We have carefully selected two distinct sets of DBPs that drive most of the technical innovation outlined in this proposal. The first set of DBPs are focused on the development of specific tools to impact significantly externally funding research projects. The second set of DBPs are more focused on systems biology approaches to gain a better understanding of mammalian glycosylation and the role it plays in disease. These DBPs require robust datasets from a large collection of cell lineages and genetic perturbations in glycosylation machinery. Of course, these two sets of DBPs are also augmented by our multiple biomedical collaborations as well as our industry and academic mass spectrometry facility partners.
For the first set of investigators (Contessa, Dahms, Hart, Hoffmeister, Lau, and Wang), we specifically have chosen leaders and pioneers in their respective fields whose research endeavors are inhibited due to the lack of appropriate, robust, and/or high-throughput analytical techniques to address their biological questions and thus would significantly benefit from the development of particular new and improved tools to investigate glycosylation.
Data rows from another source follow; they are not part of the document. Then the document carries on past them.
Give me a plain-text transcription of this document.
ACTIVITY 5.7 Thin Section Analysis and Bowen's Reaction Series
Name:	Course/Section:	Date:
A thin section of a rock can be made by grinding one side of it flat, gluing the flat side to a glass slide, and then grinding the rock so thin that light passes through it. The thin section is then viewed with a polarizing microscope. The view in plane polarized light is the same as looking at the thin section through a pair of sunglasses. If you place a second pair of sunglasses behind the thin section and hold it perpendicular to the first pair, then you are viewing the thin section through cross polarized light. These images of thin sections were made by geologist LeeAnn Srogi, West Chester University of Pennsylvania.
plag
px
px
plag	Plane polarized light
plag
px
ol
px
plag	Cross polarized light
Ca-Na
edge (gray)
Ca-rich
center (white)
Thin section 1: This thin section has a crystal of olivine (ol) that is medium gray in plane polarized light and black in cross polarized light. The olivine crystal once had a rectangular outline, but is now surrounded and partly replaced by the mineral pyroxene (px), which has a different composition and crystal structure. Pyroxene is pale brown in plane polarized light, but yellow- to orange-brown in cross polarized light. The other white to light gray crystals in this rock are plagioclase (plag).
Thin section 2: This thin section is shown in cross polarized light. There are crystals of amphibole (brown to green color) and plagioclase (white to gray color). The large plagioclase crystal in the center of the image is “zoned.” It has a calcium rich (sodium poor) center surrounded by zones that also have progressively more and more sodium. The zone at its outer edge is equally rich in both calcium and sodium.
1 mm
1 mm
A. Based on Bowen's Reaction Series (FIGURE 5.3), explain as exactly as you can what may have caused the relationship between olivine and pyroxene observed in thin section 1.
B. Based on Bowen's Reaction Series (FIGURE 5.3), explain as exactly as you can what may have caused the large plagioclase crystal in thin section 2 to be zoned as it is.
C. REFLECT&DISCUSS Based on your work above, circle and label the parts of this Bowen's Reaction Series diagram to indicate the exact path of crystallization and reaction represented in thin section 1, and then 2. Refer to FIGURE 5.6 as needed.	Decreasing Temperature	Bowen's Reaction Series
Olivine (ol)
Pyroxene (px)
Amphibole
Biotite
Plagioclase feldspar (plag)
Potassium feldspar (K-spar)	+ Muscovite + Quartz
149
We have brought in several investigators, including Hoffmeister, Lau, and Contessa, who will drive the development of our glycoprotein cell surface “capture and define” technology, including proteomics, site-mapping and direct glycopeptide analysis, and will benefit from our ability to make specific hES-derived cell lineages with specific glycosyltransferases knocked-out by CRISPR-Cas methodology. Likewise, we have partnered with several investigators, including Hart, Hoffmeister, and Lau, whose needs will drive our maturation of the static IDAWG approach for glycans and the need for developing our dynamic IDAWG approach for glycans and glycopeptides. We continue to partner with 2 existing DBPs (Dahms and Strauss) who will push our tool development with their needs for high-throughput, quantitative N- and O-glycan, as well as GSL, analyses. Wang as a DBP helps to drive the development of glycotranscriptomics and visualization tools. Along with these DBPs, several of our collaborators also help to drive the development of the tools and resources outlined in the TR&Ds.
For the second set of investigators (Aoki-Kinoshita, Lewis) we have chosen leaders in the fields of glycan pathway modeling and informatics analysis. In these cases the investigators are developing state-of-the-art approaches for modeling complex glycan pathway data, including pathway flux analysis, but have struggled to obtain appropriate data sets that can be used to test their modeling systems. The reporter glycoproteins expressed in pluripotent and differentiated hESC lines and in hESC lines harboring targeted glycogene knockouts will be analyzed as end-point glycosylated products in TR&D1. The resulting glycomic and transcriptomic profiles are ideal data sets for the type of modeling done in both the Aoki-Kinoshita and Lewis DBPs that use distinct approaches for pathway-based flux analysis. These DBPs also bridge to the technologies developed in TR&D3 for integrated pathway visualization. The Glycan Pathway Visualization tool will provide the ability to integrate pathway modeling output with comparative data from glycan and transcriptome profiling efforts. Interpretation of the integrated data in the context of a unified pathway diagram display framework will inform not only additional modeling efforts and optimization but also direct additional genetic perturbations of the reporter cell lines. Thus, an interactive and reciprocal set of driving interactions is anticipated with these DBPs. Additional challenges will be found in the DBP with Wang, where expansion of pathway visualization (TR&D 3) will be required for other glycan classes (proteoglycan biosynthesis) in order to integrate proteoglycan transcriptome profiling (TR&D1) with proteoglycan structural data generated in the Wang lab.